The government of Zimbabwe has announced fines for businesses that use exchange rates higher than those stipulated by the newly introduced gold-backed currency, known as the ZIG. This move aims to safeguard the value of the new currency.
According to the East African, any business in Zimbabwe using an exchange rate exceeding the official rate of 13.5 ZiG per US dollar will face a fine of 200,000 ZiG ($14,815), as per a government notice.
Additionally, the notice states that offering goods or services at exchange rates higher than the stipulated interbank foreign currency selling rate will be considered a civil infringement.
This initiative reflects the government’s ongoing efforts to preserve the value of the new gold-backed currency and protect it from practices that could undermine its stability.
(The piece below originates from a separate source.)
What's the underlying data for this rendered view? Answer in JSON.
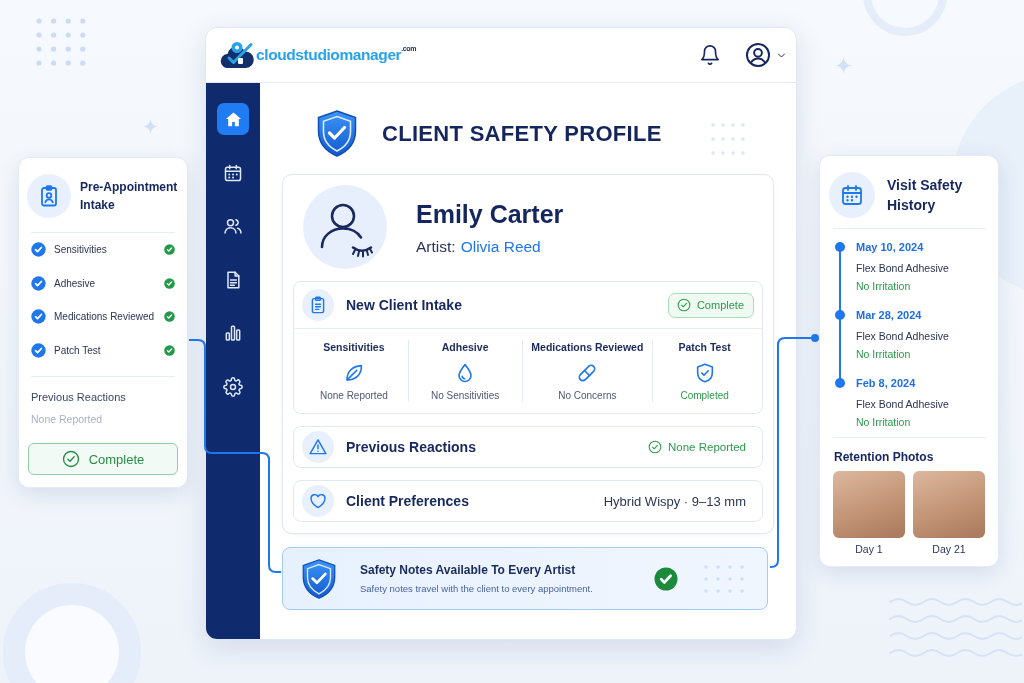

Previously, the government cracked down on illegal forex traders who exploited the absence of the new currency by offering slightly higher rates than the official one. Some businesses, like supermarkets, were also charging premiums above the market rate for transactions in the new currency.
These actions were detrimental to the value of the new currency and prompted the government to take decisive measures, including issuing the recent notice.
Despite resistance in the informal sector, where the US dollar remains preferred over the new ZIG, the government is determined to enforce the use of the gold-backed currency for all transactions.
Key Points to Note:
- Zimbabwe has a history of battling hyperinflation, leading to frequent changes in its local currency.
- The Zimdollar, the country’s latest currency, has experienced significant devaluation, losing over 70% of its value since the beginning of the year.
- The introduction of the gold-backed ZIG marks another attempt by Zimbabwe to address its economic challenges despite scepticism and resistance from some population segments.
- Zimbabwe has undergone multiple currency changes to combat hyperinflation and stabilize its economy.